Table 7 summarizes inter-laboratory variability and shows inter-laboratory variability is independent of the standard used for samples C and D. Sample E has been excluded because it is below the LoQ.

Potencies of samples A and B relative to the 3rd IS

There was better overall agreement between all laboratories and between assay methods for the potency of sample A (19/118), the candidate 4th International Standard, than for sample B (19/162). Summary statistics of concentration estimates for samples A and B relative to sample S are shown in Supplementary Table 3. The overall geometric mean potency for sample A is 10.5 µg/ampoule with expanded uncertainty limits 10.2–10.8 µg/ampoule.

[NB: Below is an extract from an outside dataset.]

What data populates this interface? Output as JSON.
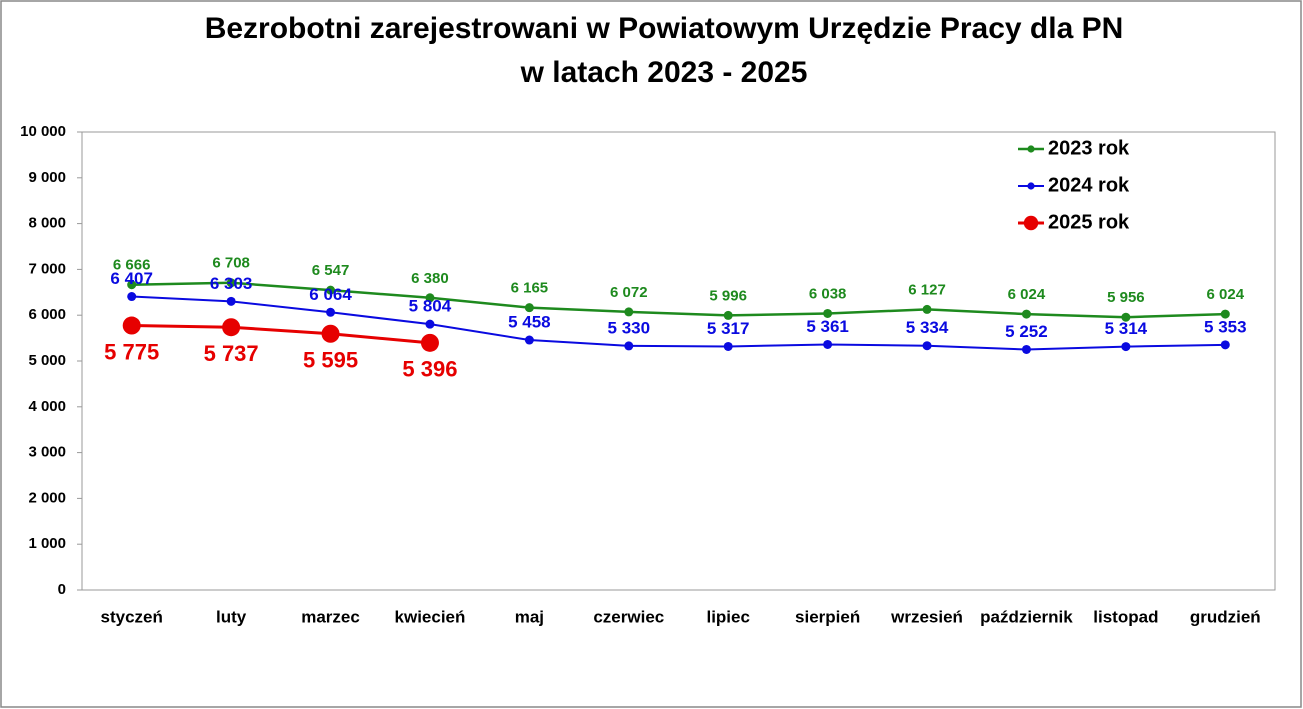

Potencies for samples B–E relative to the candidate 4th International Standard for Ferritin (Human Recombinant), 19/118

Table 6 shows the concentration estimates for samples B–E relative to sample A, based on the potency of 10.5 µg/ampoule. We suggest that sample B can be distributed and used as an internal assay/run control.

Stability

Estimates of the potency for ampoules of samples A (19/118) and B (19/162) stored at elevated temperatures for a period of 2.0 and 1.7 years respectively are summarised in Supplementary Tables 4 and 5. The analysis has shown a predicted loss of potency per year of 0.01% for 19/118 and 0.02% for 19/162 when stored at −20 °C. We can be confident that 19/118 and 19/162 will be stable for decades when stored at −20 °C and are suitable for shipment at ambient temperature.